Cape Breton university unveils new show of work by Indigenous artist Robert Houle

In the past year, the life and artistic legacy of Indigenous artist Robert Houle are the main topics of conversation around Cape Breton Island’s annual Aboriginal Heritage Week events, according to the program booklet….

Cape Breton university unveils new show of work by Indigenous artist Robert Houle

In the past year, the life and artistic legacy of Indigenous artist Robert Houle are the main topics of conversation around Cape Breton Island’s annual Aboriginal Heritage Week events, according to the program booklet.

But to organizers of a new exhibition at Cape Breton University (COBC), an effort is underway to celebrate Houle’s entire 50-year career in a formal display.

On display are over 130 works depicting the contribution of the island’s First Nations population to the arts.

Over two floors at Cape Breton’s University Gallery, the exhibit has the backing of a foundation devoted to creating stronger connections between Canadian Indigenous peoples and the wider community.

“I didn’t go looking for (a gallery), I went looking for the institution,” said Wayne Thomas, executive director of the Drumlin Family Foundation, which is providing the support for the exhibition.

“We recognize the importance of Indigenous culture to Cape Breton and beyond,” he said.

The installation comes amid a renewed push by the Cape Breton Government to expand on its proposed five-year cultural strategy, unveiled in October, to strengthen ties with First Nations.

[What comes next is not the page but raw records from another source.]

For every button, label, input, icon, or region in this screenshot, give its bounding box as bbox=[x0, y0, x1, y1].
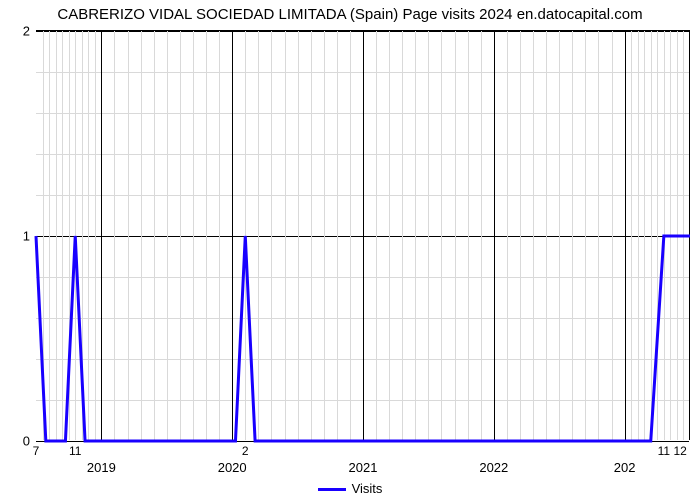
y-tick-label: 1 bbox=[23, 229, 36, 244]
x-tick-label-year: 202 bbox=[614, 440, 636, 475]
legend-swatch bbox=[318, 488, 346, 491]
x-tick-label-secondary: 11 bbox=[69, 440, 81, 458]
x-tick-label-secondary: 7 bbox=[33, 440, 40, 458]
x-tick-label-secondary: 11 bbox=[658, 440, 670, 458]
x-tick-label-secondary: 2 bbox=[242, 440, 249, 458]
x-tick-label-year: 2021 bbox=[349, 440, 378, 475]
y-tick-label: 2 bbox=[23, 24, 36, 39]
legend-label: Visits bbox=[352, 481, 383, 496]
x-tick-label-secondary: 12 bbox=[674, 440, 687, 458]
x-tick-label-year: 2019 bbox=[87, 440, 116, 475]
series-line bbox=[36, 31, 690, 441]
x-tick-label-year: 2022 bbox=[479, 440, 508, 475]
plot-area: 012201920202021202220271121112 bbox=[36, 30, 690, 440]
chart-title: CABRERIZO VIDAL SOCIEDAD LIMITADA (Spain… bbox=[0, 6, 700, 23]
chart-container: CABRERIZO VIDAL SOCIEDAD LIMITADA (Spain… bbox=[0, 0, 700, 500]
chart-legend: Visits bbox=[0, 481, 700, 496]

The new exhibition celebrates Houle’s contribution to the Island and is in anticipation of the arrival of the federal minister responsible for reconciliation when he makes a brief visit to Cape Breton this week, the university said.

“There’s a reconciliation part to this exhibition,” said director and curator Barbara Everitt, adding that Houle’s writings and artwork helped create the cultural framework for many Cape Breton works in the display.

“He’s the one that really led the way and made the cultural foundation we have today.”

Everitt said Houle’s works have become a focus in the wider Indigenous community, and that the Coopelo museum was compelled to feature him because of his significance.

“I think it’s changing,” Everitt said. “He’s still alive and he’s still living strong.”

Everitt said he was an outspoken intellectual who stood up for his community and became known in Native culture as a “hold star” — a person who helps create a unity in the arts, country and culture.

She added that Houle’s legacy is related to his desire to work with everyone and collaborate.

“When he said ‘we’, he wasn’t standing alone. It was a place for us all,” Everitt said.

Houle, a Cape Bretoner who had lived for most of his life in Nova Scotia before moving to Nova Scotia in his 50s, died in August 2017 at the age of 76.

He was also known for his activism, as evidenced by his writings, which included joining the Quebec Rebellion in 1939, co-writing a political satire book titled, “Melodrama,” and contributing articles to the national anthem.

Louise Bouchard-Sewicki, chief of the Cape Breton Regional Municipality, said Houle’s legacy is also being acknowledged by the province, which launched a formal review of the cultural strategy.

“The focus is that (the strategy) should focus on reconciliation in Indigenous terms. That’s our main emphasis,” she said.

The objective of the plan is to build and maintain stronger connections between Canadians of Indigenous ancestry and the rest of the country, her office said.

What the curators will be looking at is where the cultural spaces are.

“Do we have good mechanisms where a cultural native group can interact with the province and the towns of Cape Breton?” Bouchard-Sewicki said.